Un fin de semana diferente - Rufino García Álvarez




Aunque a mi mujer no le seducía mucho el plan, decidimos pasar el puente en la casa del pueblo donde me crié, en La Allonquiña, con una pareja de amigos, Bea y Richi, que habíamos conocido recientemente, y con los que hicimos muy buenas migas. Dejamos a nuestros hijos con una canguro a tiempo completo para los tres días. Teníamos muy buenas referencias de ella, así que los niños estarían en buenas manos. Nos pusimos de acuerdo en no llevar el coche por qué el estado de los caminos rurales era lamentable y no queríamos dañarlo. El autobús no llegaba hasta allí, pero era la mejor opción. Nos bajaríamos en Fonsagrada que está a veintidós kilómetros y allí teníamos contratado un Land Rover que nos acercaría a La Allonquiña.
Llegamos, sin contratiempo, a la hora prevista y nos fuimos hasta la pulpería Candal, donde habíamos quedado con el chofer. Aprovechamos para picar un poco de pulpo y lacón con cachelos que nos supo a gloria. Miré el reloj y me di cuenta de que el Land Rover llevaba ya más de cuarenta minutos de retraso. Llamé pero nadie me respondía al móvil. Empezamos a ponernos nerviosos y no sabíamos que hacer. Los parroquianos nos miraban y sonreían. "Tenemos que contratar a otro" gritó mi mujer. Acto seguido, alguien miró el reloj del bar y nos dijo "No os preocupéis, lo que pasa es que Bieito aún no se enteró de que cambió la hora y va por la antigua". Así fue, Bieito llegó, puntualmente, una hora tarde y tuvo que aguantar las burlas de sus amigos del bar. Acomodamos las mochilas en el maletero y me senté en el asiento del copiloto. Le dije, "A la casa de Bastian. ¿Sabe cuál es, no?". "Por supuesto, carrallo", me respondió.
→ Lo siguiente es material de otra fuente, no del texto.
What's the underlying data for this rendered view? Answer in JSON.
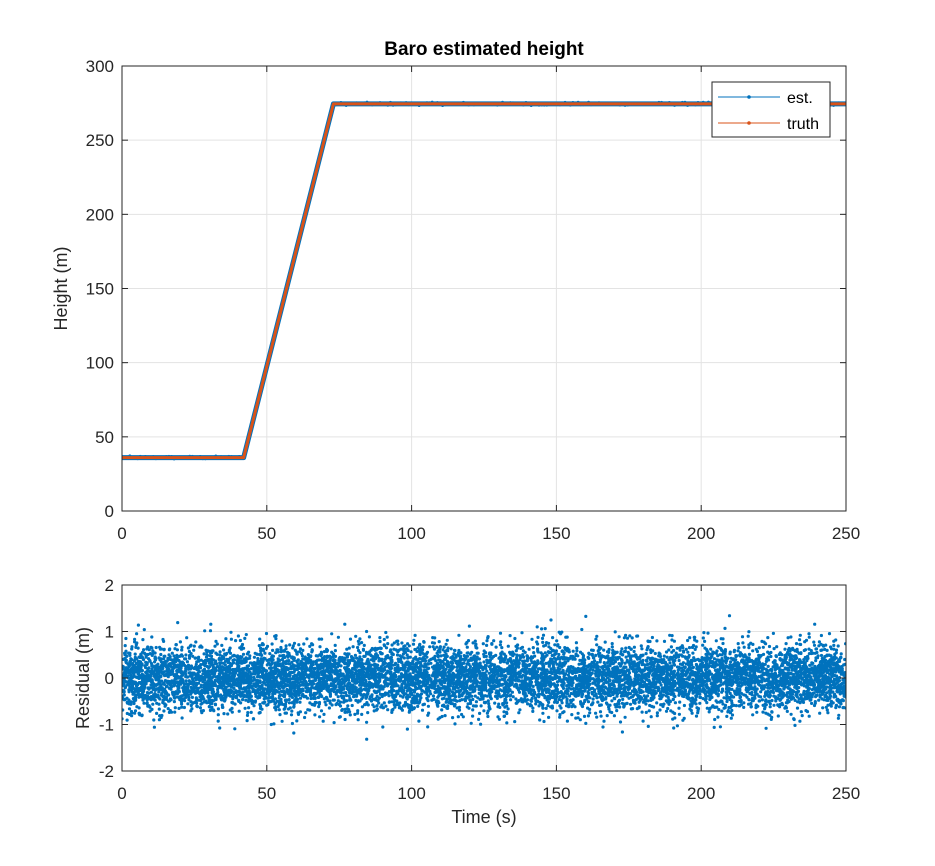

La Allonquiña estaba completamente abandonada, ya nadie vivía allí de forma permanente. Y no era de extrañar, ya que está situada en la ladera de un monte con una pendiente media del treinta por ciento. La vida era extremadamente dura y hostil y en cuanto tuvimos la posibilidad, todos nos marchamos de allí. Quedaban tres casas habitadas pero sólo en vacaciones o en fines de semana. Según nos acercábamos, mi mente retornó a la infancia, recordé los buenos momentos que pase allí, los malos procuro olvidarlos. Al cruzar el puente vi la "turula", donde nos bañábamos desnudos de pequeños, la Casa Grande, donde se decía que en otros tiempos, se mataba una gallina todos los fines de semana, eran los ricos del pueblo. Pasamos a lado de las que habían sido las humildes casas de los criados, que llevaban una vida tan mísera, que sólo engordaban en la época de castañas. Al fondo vi el molino al que iba con mi abuela a llevar el maíz a moler. A mí me encantaban aquellas visitas al molino con mi abuela y siempre que podía, la acompañaba. Estaba fascinado con los mecanismos que hacían girar las piedras. El molinero me explicaba, con todo lujo de detalles, lo importante que era la separación entre ellas, la velocidad de giro... A veces pienso sino fue ese el origen de mi afición por la máquinas y que terminara estudiando ingeniería industrial. Por donde entraba el agua a la parte inferior, había una entrada estrechita por la que a veces bajaba sin que lo supiera ni abuela ni el molinero y me pasaba horas allí dentro hipnotizado viendo el giro. Años más tarde también la usé para entrar, con alguna que otra chica, a dar rienda a nuestras pasiones y desenfrenos juveniles. No en vano, a la parte inferior del molino, se le llamaba infierno.
Por fin llegamos a la casa, le pagué lo convenido al Sr. Bieito y quedamos en que pasara a recogernos el lunes a las once. Entramos en casa y, como siempre, olía a cerrado y a humedad. Abrimos todas las ventanas, quitamos los cubrecamas y pusimos en marcha los ventiladores para que renovaran un poco el aire.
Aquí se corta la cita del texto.